In his book A Rumor of Angels Berger recounts how the twentieth century had uncovered “the sociology of knowledge,” namely that people believe what they do largely because they are socially conditioned to do so. We like to think that we think for ourselves, but it is not that simple. We think like the people we most admire and need. Everyone belongs to a community that reinforces the plausibility of some beliefs and discourages others. Berger notes that many have concluded from this fact that, because we are all locked into our historical and cultural locations, it is impossible to judge the rightness or wrongness of competing beliefs.

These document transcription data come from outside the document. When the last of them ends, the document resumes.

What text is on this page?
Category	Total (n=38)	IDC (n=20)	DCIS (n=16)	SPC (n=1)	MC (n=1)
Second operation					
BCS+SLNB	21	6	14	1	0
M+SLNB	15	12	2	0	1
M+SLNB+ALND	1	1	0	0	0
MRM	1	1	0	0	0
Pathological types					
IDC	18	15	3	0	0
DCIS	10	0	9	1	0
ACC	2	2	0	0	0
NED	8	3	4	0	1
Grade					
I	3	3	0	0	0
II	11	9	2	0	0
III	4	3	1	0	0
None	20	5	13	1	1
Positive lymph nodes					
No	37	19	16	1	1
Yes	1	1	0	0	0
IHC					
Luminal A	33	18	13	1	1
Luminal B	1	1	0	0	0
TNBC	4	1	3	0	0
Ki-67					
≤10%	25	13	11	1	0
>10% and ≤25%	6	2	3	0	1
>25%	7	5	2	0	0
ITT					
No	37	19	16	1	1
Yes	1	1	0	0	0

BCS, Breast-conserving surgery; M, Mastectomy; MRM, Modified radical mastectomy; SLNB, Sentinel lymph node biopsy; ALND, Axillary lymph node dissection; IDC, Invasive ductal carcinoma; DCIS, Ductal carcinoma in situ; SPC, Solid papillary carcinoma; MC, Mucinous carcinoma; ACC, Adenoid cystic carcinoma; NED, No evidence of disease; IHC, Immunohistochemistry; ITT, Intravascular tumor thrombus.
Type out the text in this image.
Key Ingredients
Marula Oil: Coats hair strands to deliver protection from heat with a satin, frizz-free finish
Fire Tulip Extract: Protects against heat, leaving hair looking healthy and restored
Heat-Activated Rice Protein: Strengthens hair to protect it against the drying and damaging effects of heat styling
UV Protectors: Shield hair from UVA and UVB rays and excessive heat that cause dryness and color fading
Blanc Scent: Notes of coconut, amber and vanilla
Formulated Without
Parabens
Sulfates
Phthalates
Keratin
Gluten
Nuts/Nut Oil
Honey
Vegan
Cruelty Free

Berger goes on, however, to point out that absolute relativism can only exist if the relativists exempt themselves from their own razor.9 If you infer from the social conditionedness of all belief that “no belief can be held as universally true for everyone,” that itself is a comprehensive claim about everyone that is the product of social conditions—so it cannot be true, on its own terms. “Relativity relativizes itself,” says Berger, so we can’t have relativism “all the way down.”10 Our cultural biases make weighing competing truth-claims harder, yes. The social conditionedness of belief is a fact, but it cannot be used to argue that all truth is completely relative or else the very argument refutes itself. Berger concludes that we cannot avoid weighing spiritual and religious claims by hiding behind the cliché that “there’s no way to know the Truth.” We must still do the hard work of asking: which affirmations about God, human nature, and spiritual reality are true and which are false? We will have to base our life on some answer to that question.